Before, my social media usernames had involved my pen name, Skye Fairwin. If I changed that straight to Faye Kirwin, it could confuse the heck out of everyone, and followers who didn’t know about the change would have difficulty finding me. Instead, I decided to change my usernames to my blog name, Writerology, as people already knew me by it and could easily search for it.

Quick tip: If you’re switching to a new name, for whatever reason, consider using your brand name as a username across platforms.

While I was changing the usernames of my social media accounts to Writerology, I made sure my alias, Skye Fairwin, was visible in the name fields to make it clear that it was still me and thereby minimise confusion. For example, on Twitter, my name was Skye Fairwin and my handle was @Writerology; on Pinterest, my name was Skye Fairwin and my username (visible in the URL) was Writerology; and so on.
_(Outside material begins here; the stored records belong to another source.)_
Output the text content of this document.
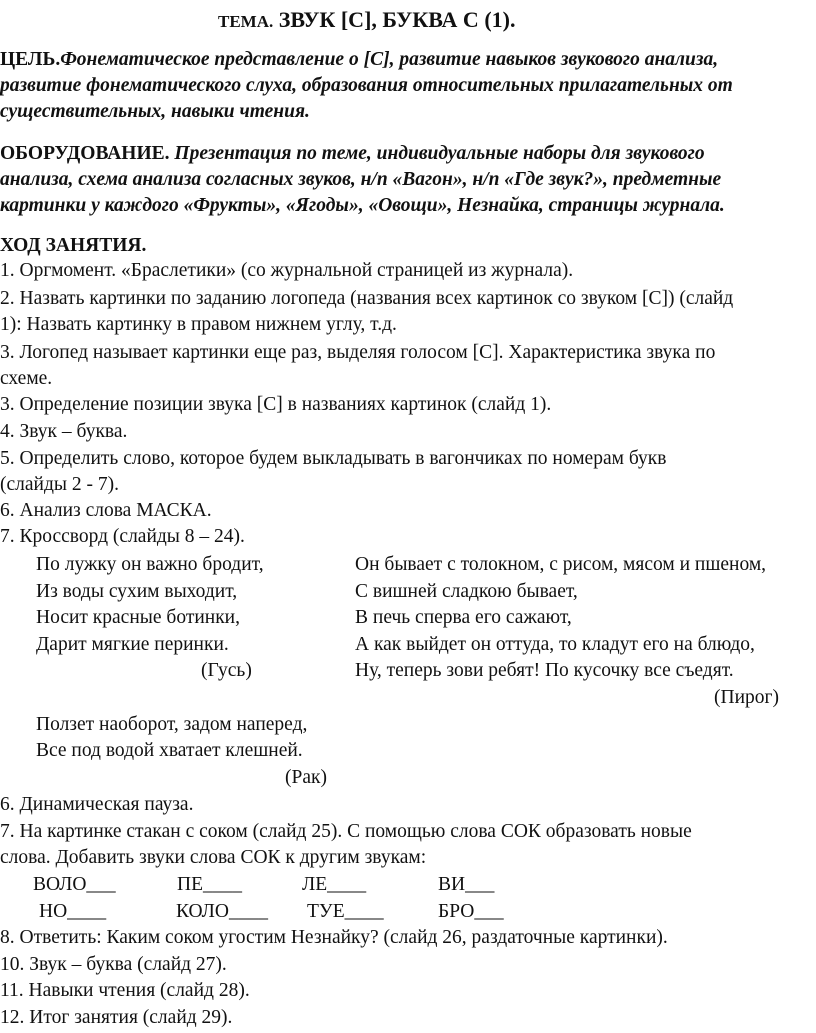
ТЕМА. ЗВУК [С], БУКВА С (1).
ЦЕЛЬ.Фонематическое представление о [С], развитие навыков звукового анализа,
развитие фонематического слуха, образования относительных прилагательных от
существительных, навыки чтения.
ОБОРУДОВАНИЕ. Презентация по теме, индивидуальные наборы для звукового
анализа, схема анализа согласных звуков, н/п «Вагон», н/п «Где звук?», предметные
картинки у каждого «Фрукты», «Ягоды», «Овощи», Незнайка, страницы журнала.
ХОД ЗАНЯТИЯ.
1. Оргмомент. «Браслетики» (со журнальной страницей из журнала).
2. Назвать картинки по заданию логопеда (названия всех картинок со звуком [С]) (слайд
1): Назвать картинку в правом нижнем углу, т.д.
3. Логопед называет картинки еще раз, выделяя голосом [С]. Характеристика звука по
схеме.
3. Определение позиции звука [С] в названиях картинок (слайд 1).
4. Звук – буква.
5. Определить слово, которое будем выкладывать в вагончиках по номерам букв
(слайды 2 - 7).
6. Анализ слова МАСКА.
7. Кроссворд (слайды 8 – 24).
По лужку он важно бродит,
Из воды сухим выходит,
Носит красные ботинки,
Дарит мягкие перинки.
(Гусь)
Он бывает с толокном, с рисом, мясом и пшеном,
С вишней сладкою бывает,
В печь сперва его сажают,
А как выйдет он оттуда, то кладут его на блюдо,
Ну, теперь зови ребят! По кусочку все съедят.
(Пирог)
Ползет наоборот, задом наперед,
Все под водой хватает клешней.
(Рак)
6. Динамическая пауза.
7. На картинке стакан с соком (слайд 25). С помощью слова СОК образовать новые
слова. Добавить звуки слова СОК к другим звукам:
ВОЛО___	ПЕ____	ЛЕ____	ВИ___
НО____	КОЛО____ ТУЕ____	БРО___
8. Ответить: Каким соком угостим Незнайку? (слайд 26, раздаточные картинки).
10. Звук – буква (слайд 27).
11. Навыки чтения (слайд 28).
12. Итог занятия (слайд 29).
Quick tip: Make sure followers can easily search for you by making your name and username something that’s already associated with you. Don’t switch to a completely new, unknown name and username, at least immediately.

Step 2: The Reveal

A few weeks after changing my social media usernames to my blog title, I told my pen name story to my blog readers and revealed my real name. At this point, I began hunting down all references to my alias on my blog and changed the name fields of my social media accounts from Skye to Faye. For the next couple of weeks, I posted messages on the accounts recapping the reason for the name change to bring anyone who had missed the original explanation up to speed.
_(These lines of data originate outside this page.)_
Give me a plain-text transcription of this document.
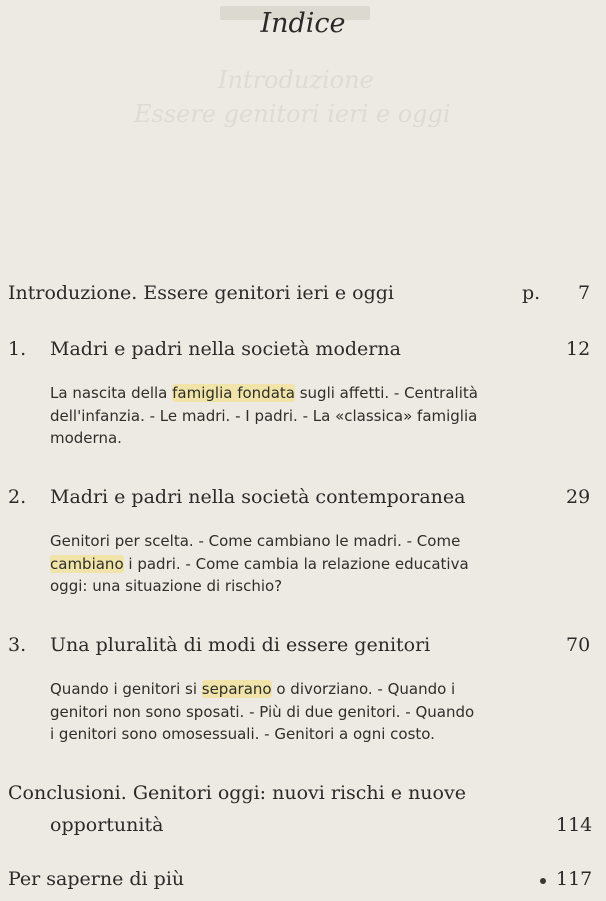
Introduzione
Essere genitori ieri e oggi
Indice
Introduzione. Essere genitori ieri e oggi	p. 7
1. Madri e padri nella società moderna	12
La nascita della famiglia fondata sugli affetti. - Centralità
dell'infanzia. - Le madri. - I padri. - La «classica» famiglia
moderna.
2. Madri e padri nella società contemporanea	29
Genitori per scelta. - Come cambiano le madri. - Come
cambiano i padri. - Come cambia la relazione educativa
oggi: una situazione di rischio?
3. Una pluralità di modi di essere genitori	70
Quando i genitori si separano o divorziano. - Quando i
genitori non sono sposati. - Più di due genitori. - Quando
i genitori sono omosessuali. - Genitori a ogni costo.
Conclusioni. Genitori oggi: nuovi rischi e nuove
opportunità	114
Per saperne di più	117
Quick tip: It’s unlikely all your readers and followers will know the story behind your name change. Keep recapping it at different times of day on social media and answer any questions they ask about it for some time after you change names.

Step 3: Keeping Tabs on Your Old Name

Just because you’ve switched to a new name doesn’t mean you can forget about your old one. In all likelihood, people will keep addressing you or mentioning you by the old one for a while after you change. Even now, I search for people tweeting to @SkyeFairwin, sending messages to my Skye Fairwin Google account and referring to me as Skye, so that I don’t miss messages meant for me.

Quick tip: Do regular searches for references to your old name and set up a Google alert to let you know when it’s mentioned online. You can find out how to set up a Google alert here.

It’s hard enough making the decision to change from a pen name to a real one without the fear of losing and confusing readers and followers holding you back too. Once you’re certain that switching to a different name is the best thing for you, follow the steps outlined above and make the experience as simple and painless as possible. Then go out there and rock that new name.

Good luck.


Have you ever written under a pen name before?